The route is easy to get to with plenty of facilities at the start and that the summit of the Horseshoe Pass. Also, the area is well served by buses from the Wrexham area so it’s easily accessible.

  1. Easy Walk to the Horseshoe Falls near Llangollen

If you’re in the mood for some falls, this is an excellent walk for you. It starts at Berwyn which is a station on the Llangollen Railway. One of the highlights of this walk is the Chainbridge which was restored and is an interesting way to cross the River Dee.

The walk itself is a straightforward ramble following the Clwydian Way. For the return, you can follow the same route or opt for the higher return using the road if you want a circular walk.

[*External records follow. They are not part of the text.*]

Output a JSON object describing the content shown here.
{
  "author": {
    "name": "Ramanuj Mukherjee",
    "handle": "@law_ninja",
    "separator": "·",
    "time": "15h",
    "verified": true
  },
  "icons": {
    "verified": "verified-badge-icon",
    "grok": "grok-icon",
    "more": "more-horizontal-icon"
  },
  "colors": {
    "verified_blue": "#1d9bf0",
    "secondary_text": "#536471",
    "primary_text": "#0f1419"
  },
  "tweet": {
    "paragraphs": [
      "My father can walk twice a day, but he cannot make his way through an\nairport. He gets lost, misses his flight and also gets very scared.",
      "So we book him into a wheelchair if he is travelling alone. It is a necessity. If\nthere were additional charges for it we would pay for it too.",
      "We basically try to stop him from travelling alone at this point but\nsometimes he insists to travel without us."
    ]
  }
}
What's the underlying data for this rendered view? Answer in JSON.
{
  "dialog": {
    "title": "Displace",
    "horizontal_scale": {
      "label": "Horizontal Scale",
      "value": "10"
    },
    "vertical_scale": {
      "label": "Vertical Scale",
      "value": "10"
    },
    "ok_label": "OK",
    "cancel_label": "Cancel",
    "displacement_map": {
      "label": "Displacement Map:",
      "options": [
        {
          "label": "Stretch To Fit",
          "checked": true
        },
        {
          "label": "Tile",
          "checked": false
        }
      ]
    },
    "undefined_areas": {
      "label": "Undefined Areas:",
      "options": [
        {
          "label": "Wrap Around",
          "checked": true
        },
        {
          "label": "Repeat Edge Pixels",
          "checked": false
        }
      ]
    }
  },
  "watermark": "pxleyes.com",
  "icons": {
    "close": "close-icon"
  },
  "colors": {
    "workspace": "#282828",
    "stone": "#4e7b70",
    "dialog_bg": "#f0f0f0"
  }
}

  1. Moel Famau Walk from Moel Famau Car Park

Although this is a steady walk up, it has good walking trails all the way which take most of the challenge out of the walk. At the summit is the down trodden Jubilee Tower which was begun in 1810 but never completed.

The walk is straightforward and waymarked to the summit which makes it excellent even for novice walkers. It starts at the Moel Famau car park and heads straight uphill relentlessly for a while. There are plenty of views to keep you distracted and you have an alternative route after a short ascent if you’re not accustomed to hill walking.

  1. North Berwyn Way

The North Berwyn Way is a waymarked trail that is promoted by the Denbighshire council. The path follows the northern foothills of the Berwyn Range on the southern border of the Clwydian Hills.

This is an excellent mid-level route. If you’re up to the challenge, you can combine it with the Dee Valley Way to form a circuit for a tough weekend of walking. it’s not a walk for the faint-hearted featuring high moorland and the usual dangers that come with height. However, it makes for a remarkable walk for adrenalin chasers.